History of modern science; intellectual and cultural history; twentieth century global history

Assistant Professor of the History of Science and the College

Princeton University, PhD '18


Emily Kern is a historian of science, with a specialty in the intellectual and cultural history of anthropology, evolution, and the life sciences. Her research and teaching focus on the relationship between the production of scientific knowledge and the production of global political power in the nineteenth and twentieth centuries.
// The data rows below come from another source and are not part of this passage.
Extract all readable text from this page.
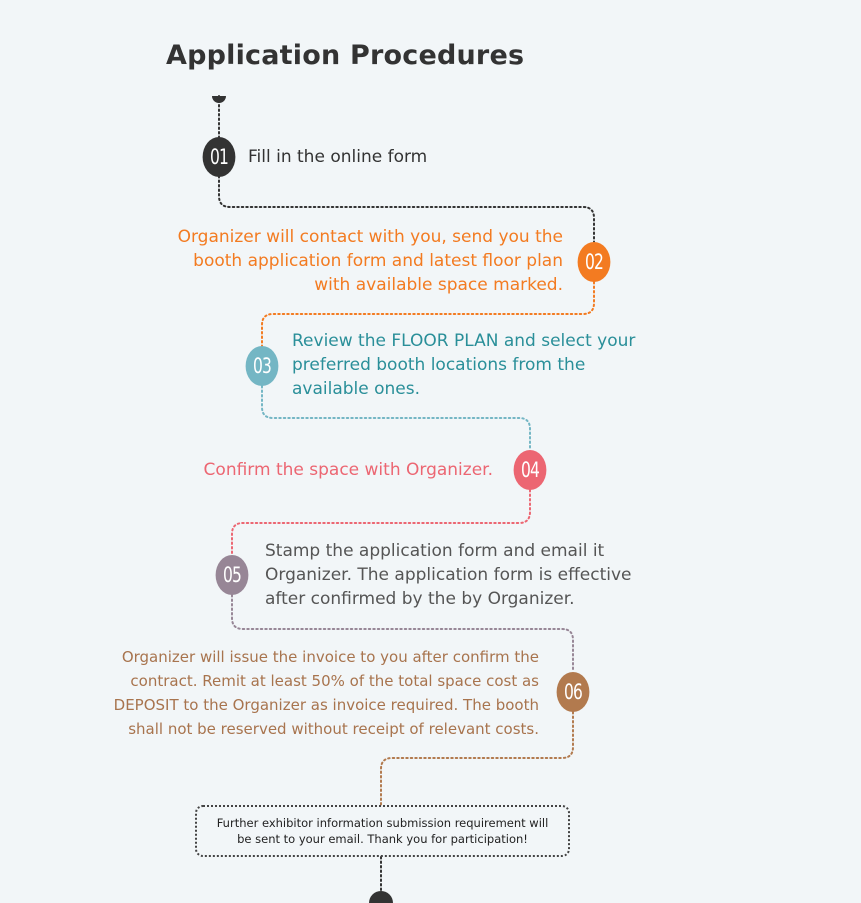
Application Procedures
01	Fill in the online form
02
Organizer will contact with you, send you the booth application form and latest floor plan with available space marked.
03
Review the FLOOR PLAN and select your preferred booth locations from the available ones.
04
Confirm the space with Organizer.
05
Stamp the application form and email it Organizer. The application form is effective after confirmed by the by Organizer.
06
Organizer will issue the invoice to you after confirm the contract. Remit at least 50% of the total space cost as DEPOSIT to the Organizer as invoice required. The booth shall not be reserved without receipt of relevant costs.
Further exhibitor information submission requirement will be sent to your email. Thank you for participation!
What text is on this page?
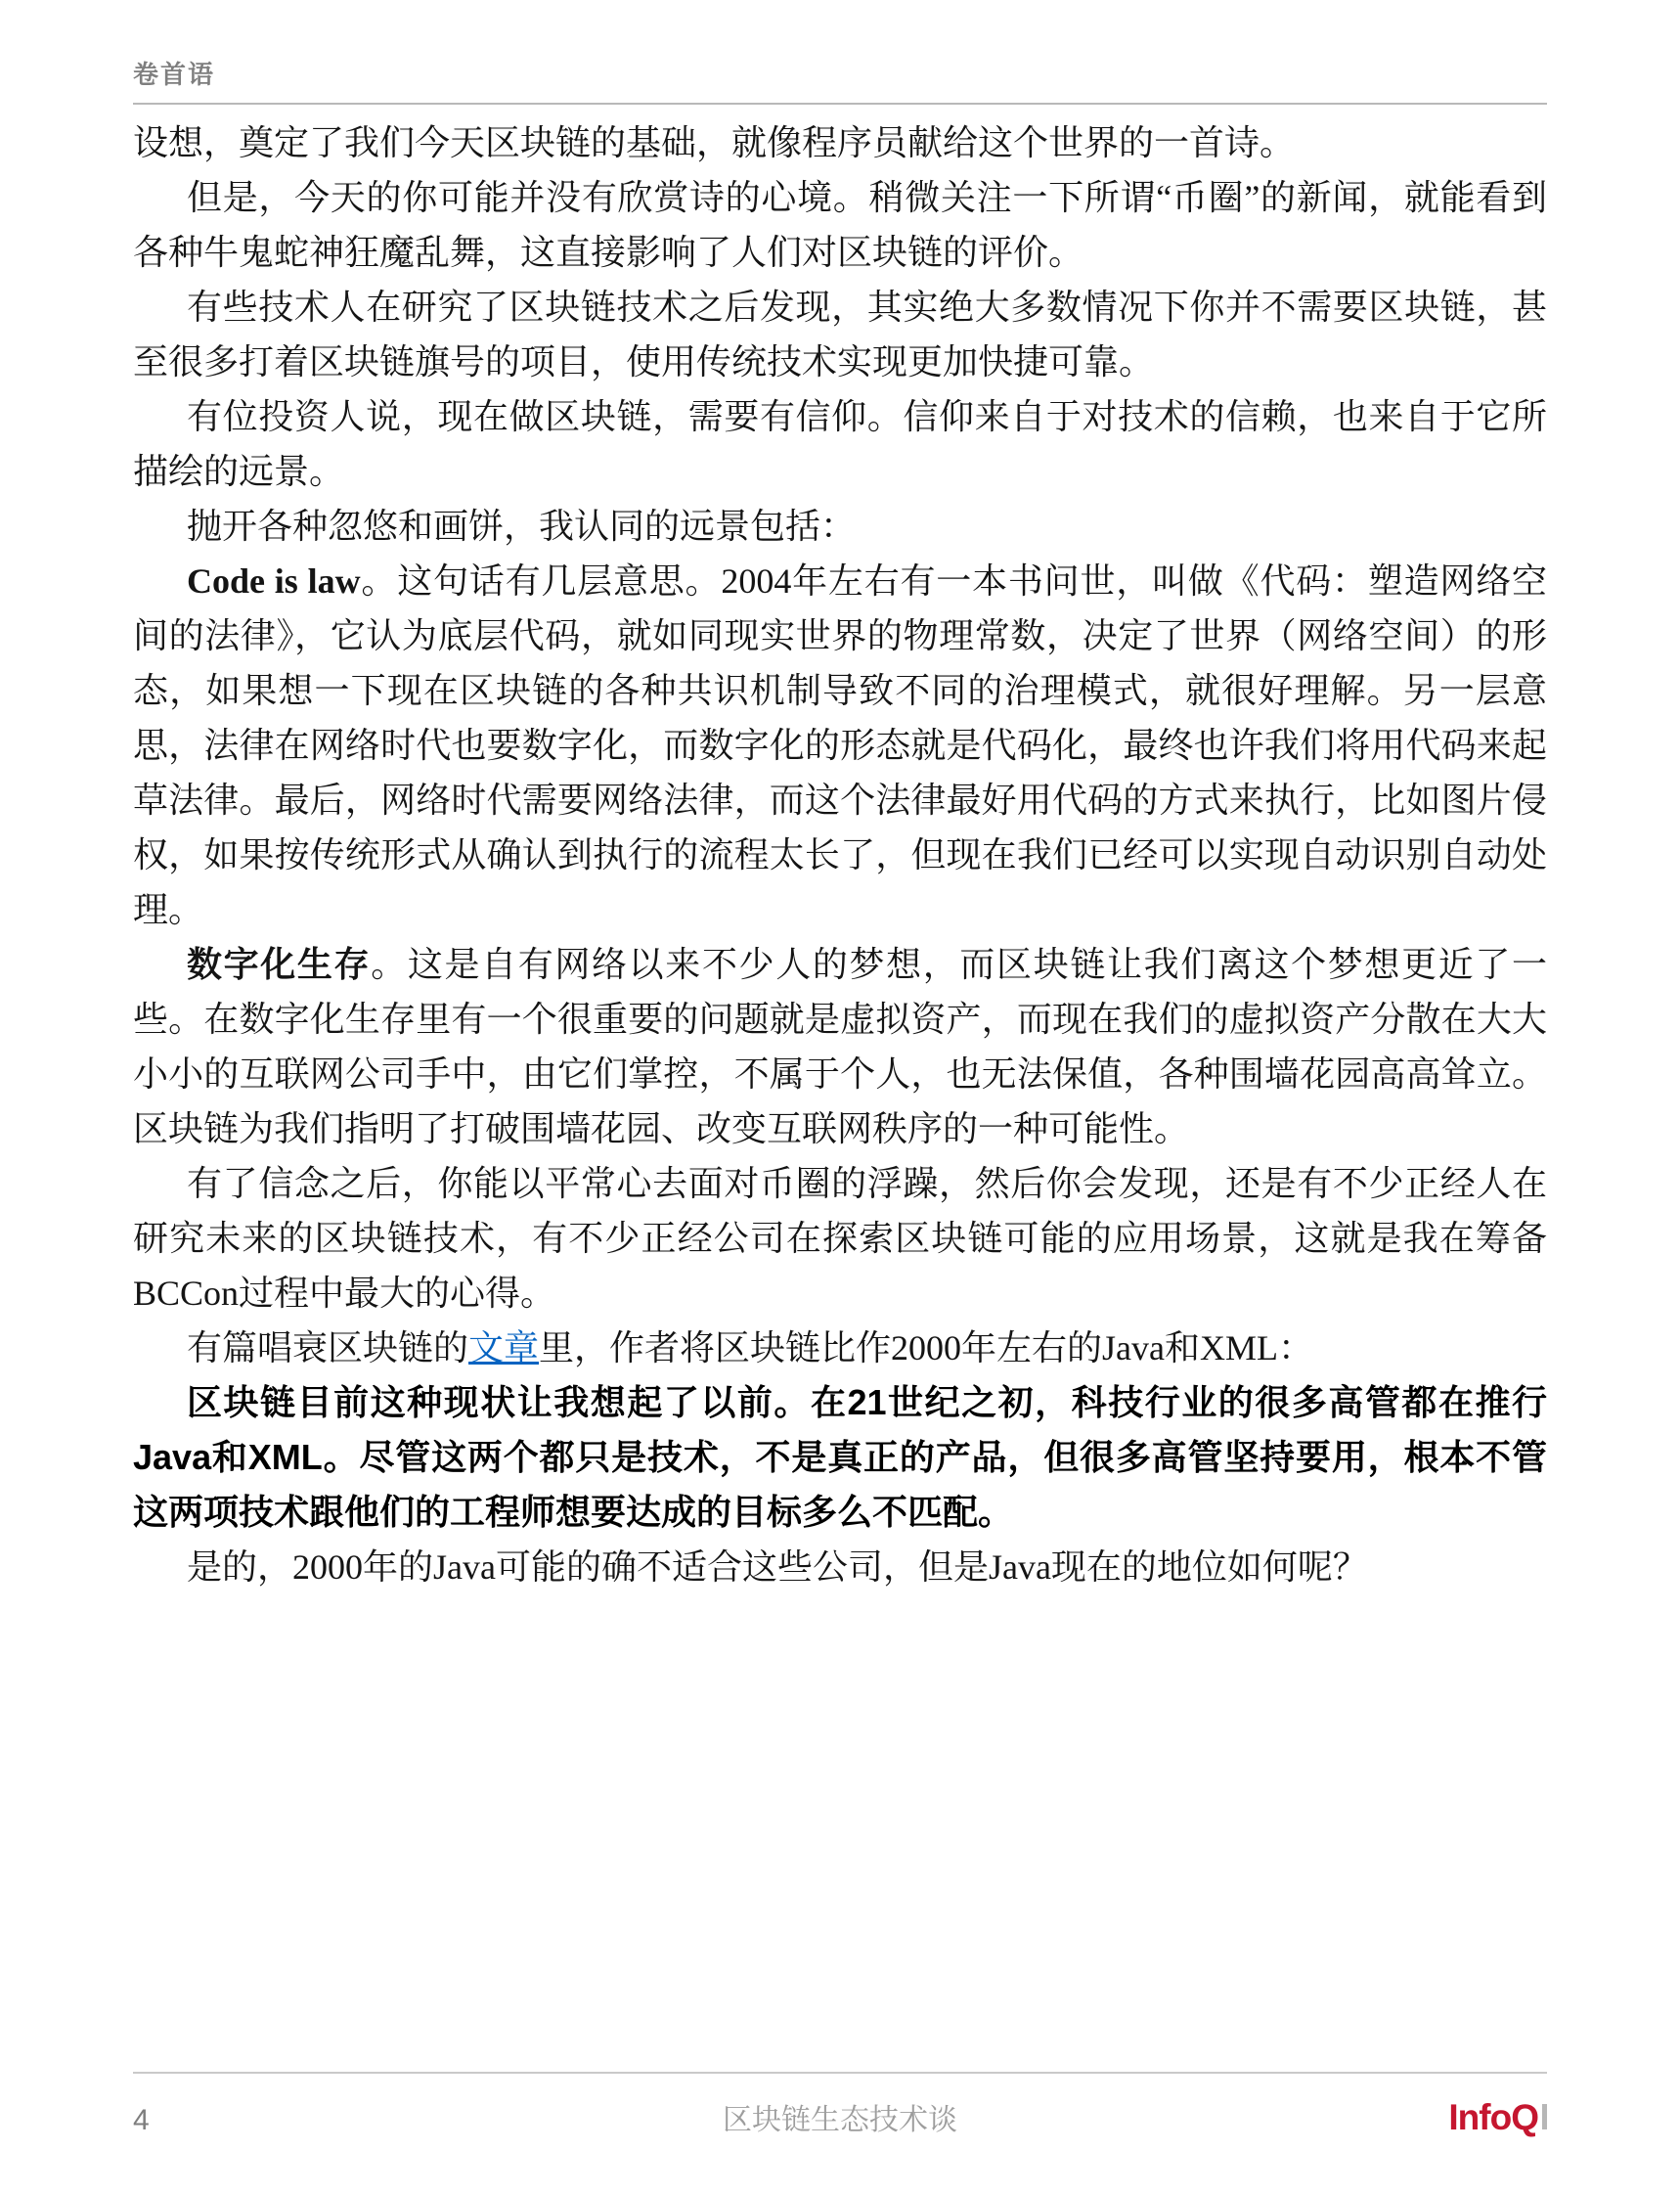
卷首语

设想，奠定了我们今天区块链的基础，就像程序员献给这个世界的一首诗。

但是，今天的你可能并没有欣赏诗的心境。稍微关注一下所谓“币圈”的新闻，就能看到各种牛鬼蛇神狂魔乱舞，这直接影响了人们对区块链的评价。

有些技术人在研究了区块链技术之后发现，其实绝大多数情况下你并不需要区块链，甚至很多打着区块链旗号的项目，使用传统技术实现更加快捷可靠。

有位投资人说，现在做区块链，需要有信仰。信仰来自于对技术的信赖，也来自于它所描绘的远景。

抛开各种忽悠和画饼，我认同的远景包括：

Code is law。这句话有几层意思。2004年左右有一本书问世，叫做《代码：塑造网络空间的法律》，它认为底层代码，就如同现实世界的物理常数，决定了世界（网络空间）的形态，如果想一下现在区块链的各种共识机制导致不同的治理模式，就很好理解。另一层意思，法律在网络时代也要数字化，而数字化的形态就是代码化，最终也许我们将用代码来起草法律。最后，网络时代需要网络法律，而这个法律最好用代码的方式来执行，比如图片侵权，如果按传统形式从确认到执行的流程太长了，但现在我们已经可以实现自动识别自动处理。

数字化生存。这是自有网络以来不少人的梦想，而区块链让我们离这个梦想更近了一些。在数字化生存里有一个很重要的问题就是虚拟资产，而现在我们的虚拟资产分散在大大小小的互联网公司手中，由它们掌控，不属于个人，也无法保值，各种围墙花园高高耸立。区块链为我们指明了打破围墙花园、改变互联网秩序的一种可能性。

有了信念之后，你能以平常心去面对币圈的浮躁，然后你会发现，还是有不少正经人在研究未来的区块链技术，有不少正经公司在探索区块链可能的应用场景，这就是我在筹备BCCon过程中最大的心得。

有篇唱衰区块链的文章里，作者将区块链比作2000年左右的Java和XML：

区块链目前这种现状让我想起了以前。在21世纪之初，科技行业的很多高管都在推行Java和XML。尽管这两个都只是技术，不是真正的产品，但很多高管坚持要用，根本不管这两项技术跟他们的工程师想要达成的目标多么不匹配。

是的，2000年的Java可能的确不适合这些公司，但是Java现在的地位如何呢？

4	区块链生态技术谈	InfoQ
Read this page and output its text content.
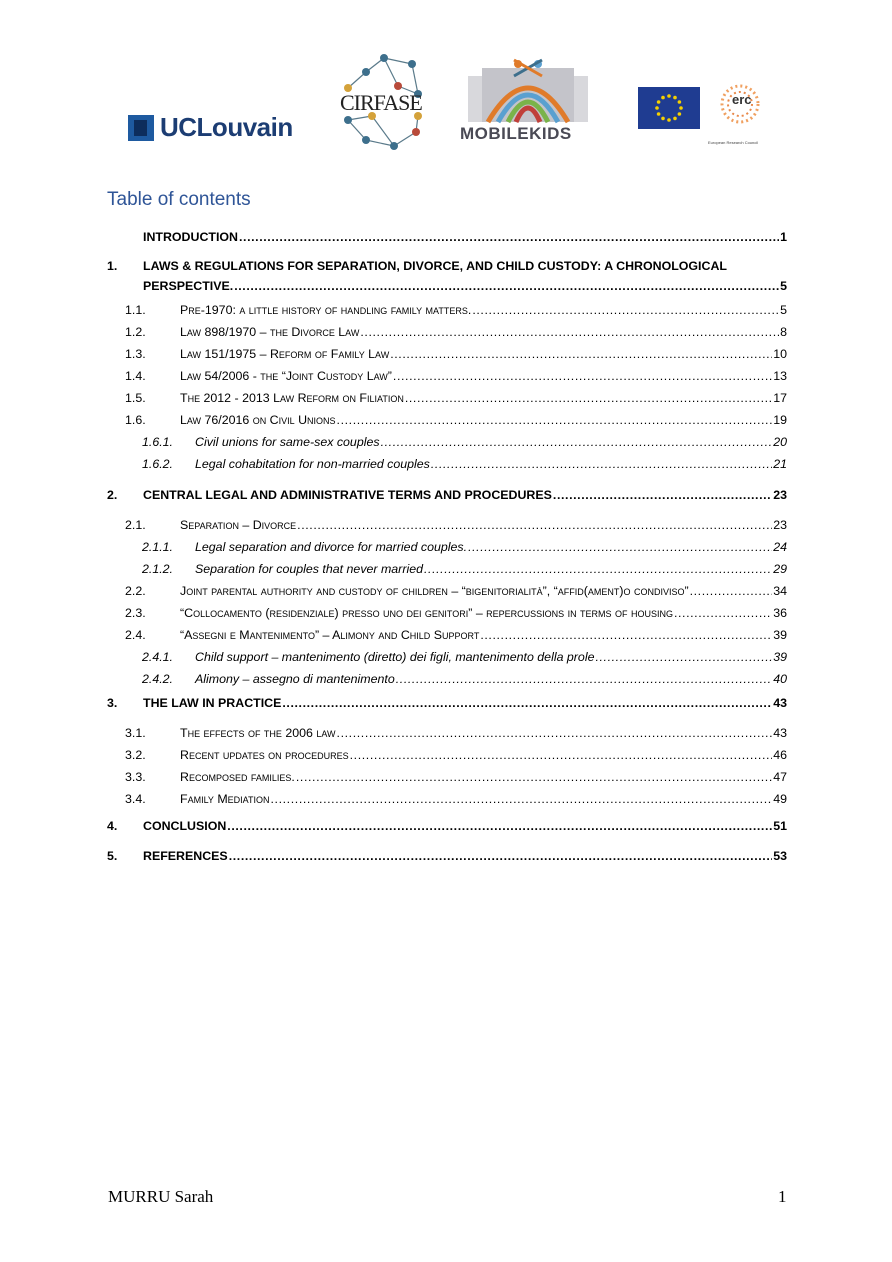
UCLouvain
CIRFASE
MOBILEKIDS
erc
European Research Council
Table of contents
INTRODUCTION .....	1
1.	LAWS & REGULATIONS FOR SEPARATION, DIVORCE, AND CHILD CUSTODY: A CHRONOLOGICAL
PERSPECTIVE. .....	5
1.1.	Pre-1970: a little history of handling family matters. .....	5
1.2.	Law 898/1970 – the Divorce Law .....	8
1.3.	Law 151/1975 – Reform of Family Law .....	10
1.4.	Law 54/2006 - the “Joint Custody Law” .....	13
1.5.	The 2012 - 2013 Law Reform on Filiation .....	17
1.6.	Law 76/2016 on Civil Unions .....	19
1.6.1.	Civil unions for same-sex couples .....	20
1.6.2.	Legal cohabitation for non-married couples .....	21
2.	CENTRAL LEGAL AND ADMINISTRATIVE TERMS AND PROCEDURES .....	23
2.1.	Separation – Divorce .....	23
2.1.1.	Legal separation and divorce for married couples. .....	24
2.1.2.	Separation for couples that never married .....	29
2.2.	Joint parental authority and custody of children – “bigenitorialità”, “affid(ament)o condiviso” .....	34
2.3.	“Collocamento (residenziale) presso uno dei genitori” – repercussions in terms of housing .....	36
2.4.	“Assegni e Mantenimento” – Alimony and Child Support .....	39
2.4.1.	Child support – mantenimento (diretto) dei figli, mantenimento della prole .....	39
2.4.2.	Alimony – assegno di mantenimento .....	40
3.	THE LAW IN PRACTICE .....	43
3.1.	The effects of the 2006 law .....	43
3.2.	Recent updates on procedures .....	46
3.3.	Recomposed families. .....	47
3.4.	Family Mediation .....	49
4.	CONCLUSION .....	51
5.	REFERENCES .....	53
MURRU Sarah	1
Her current book project, The Cradle of Humanity: Science and the Making of African Origins, explores how the African continent became the “cradle of humankind” and the pre-eminent site for human evolutionary research that it is today. Until the 1950s, it was generally believed that the human species first evolved in Asia, not Africa—an idea that was deeply rooted in European intellectual traditions and continued to draw historians and scientists to the archive, the laboratory, and the Asian field well into the twentieth century. The Cradle of Humanity argues that the story of humanity’s African origin is linked necessarily with the transformation of Africa itself as an object of historical and scientific inquiry. Foregrounding the changing geography of human origins in this history also makes clear that ideas about where humankind emerged often came before explanations for how evolution functioned, and that ideas about place, race, and world history shaped how scientists thought about biological mechanisms and the human species.

Kern is also co-editing the forthcoming volume New Earth Histories with Alison Bashford (UNSW) and Adam Bobbette (Glasgow). Situated at the intersection of the history of the earth
and environmental sciences, New Earth Histories explores the significance of multiple ideas of geological time and cosmological systems for the production of global modernity. She is also beginning work on a second project exploring the contemporary construction of the racial identity of Neanderthals against the long history of the disputed place of Neanderthals in the human evolutionary lineage since the discovery of the first Neanderthal remains in 1856 and the first complete skeletal analysis in 1908.

Kern earned her BA at the University of Pennsylvania and her PhD at Princeton University in 2018. Her dissertation won the 2019 DHST dissertation prize from the International Union of History and Philosophy of Science and Technology. Before coming to Chicago, she was a postdoctoral research fellow in the New Earth Histories Research Program at the University of New South Wales in Sydney, Australia.